Giotto
1267–1337 · Republik Florenz · Protorenaissance, Florentiner Schule
Die Geschichte
For roughly a thousand years, painters in the Christian West had shown holy figures as flat golden patterns, solemn and weightless against a gold ground. Then, around the year 1300, a Florentine named Giotto began painting people who had bodies.
His great surviving work is the Scrovegni Chapel in Padua, frescoed in about two years and finished around 1305. A wealthy man named Enrico Scrovegni paid for it, partly to atone for a family fortune built on money-lending. On its walls Giotto told the lives of the Virgin and Christ with figures who take up space, settle their weight onto one hip, turn their backs to us, and grieve with faces that actually crumple. In the 'Lamentation', mourners bend over the dead Christ while small angels wheel overhead in visible distress.

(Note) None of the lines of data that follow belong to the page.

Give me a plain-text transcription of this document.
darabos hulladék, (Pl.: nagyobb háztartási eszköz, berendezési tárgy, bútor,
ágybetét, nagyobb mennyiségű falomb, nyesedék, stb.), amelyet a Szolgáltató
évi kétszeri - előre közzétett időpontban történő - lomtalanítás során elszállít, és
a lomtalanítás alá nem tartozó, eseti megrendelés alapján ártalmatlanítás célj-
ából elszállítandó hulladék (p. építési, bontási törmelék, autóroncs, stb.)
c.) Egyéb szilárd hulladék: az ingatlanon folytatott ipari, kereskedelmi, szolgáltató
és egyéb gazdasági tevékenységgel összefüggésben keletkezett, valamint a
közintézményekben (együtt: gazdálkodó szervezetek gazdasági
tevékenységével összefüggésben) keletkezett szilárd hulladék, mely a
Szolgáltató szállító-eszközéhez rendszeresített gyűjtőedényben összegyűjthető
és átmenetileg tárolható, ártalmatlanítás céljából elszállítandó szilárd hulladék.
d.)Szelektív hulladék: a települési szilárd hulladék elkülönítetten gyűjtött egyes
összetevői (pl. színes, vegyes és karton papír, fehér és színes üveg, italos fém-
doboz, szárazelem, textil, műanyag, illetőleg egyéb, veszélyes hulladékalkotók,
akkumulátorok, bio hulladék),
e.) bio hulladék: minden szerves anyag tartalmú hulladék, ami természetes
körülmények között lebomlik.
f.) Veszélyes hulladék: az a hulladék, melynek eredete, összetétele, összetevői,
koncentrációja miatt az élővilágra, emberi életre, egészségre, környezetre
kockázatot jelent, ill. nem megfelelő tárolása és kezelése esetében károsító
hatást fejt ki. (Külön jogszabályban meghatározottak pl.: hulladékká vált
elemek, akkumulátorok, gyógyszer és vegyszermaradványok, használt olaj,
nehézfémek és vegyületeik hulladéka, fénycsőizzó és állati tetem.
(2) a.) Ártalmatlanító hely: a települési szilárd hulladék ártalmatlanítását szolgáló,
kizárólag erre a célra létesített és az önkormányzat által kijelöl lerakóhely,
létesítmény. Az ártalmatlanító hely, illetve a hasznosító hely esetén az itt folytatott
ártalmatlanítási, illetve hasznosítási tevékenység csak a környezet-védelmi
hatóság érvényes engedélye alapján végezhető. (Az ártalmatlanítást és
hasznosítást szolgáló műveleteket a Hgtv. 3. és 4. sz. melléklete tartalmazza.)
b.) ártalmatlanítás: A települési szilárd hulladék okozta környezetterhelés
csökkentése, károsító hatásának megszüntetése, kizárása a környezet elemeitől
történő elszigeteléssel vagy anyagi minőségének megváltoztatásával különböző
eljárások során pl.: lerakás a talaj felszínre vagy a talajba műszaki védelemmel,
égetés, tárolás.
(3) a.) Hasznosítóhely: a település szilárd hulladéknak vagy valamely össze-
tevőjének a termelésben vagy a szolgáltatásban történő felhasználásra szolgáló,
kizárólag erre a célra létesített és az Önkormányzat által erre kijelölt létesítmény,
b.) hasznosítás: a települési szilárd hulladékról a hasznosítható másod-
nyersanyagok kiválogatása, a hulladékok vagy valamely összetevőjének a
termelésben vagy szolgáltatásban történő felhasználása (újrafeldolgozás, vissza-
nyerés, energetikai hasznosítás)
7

Later writers built a legend around him: that the older master Cimabue, the leading painter of the previous generation, found the boy Giotto drawing his sheep on a rock and took him on as a pupil. Scholars doubt the details now. What is not doubted is that the artists of the Renaissance, two centuries later, traced their whole way of seeing back to him. Dante, roughly his contemporary, wrote a line in the 'Divine Comedy' noting how Giotto's fame had already eclipsed Cimabue's.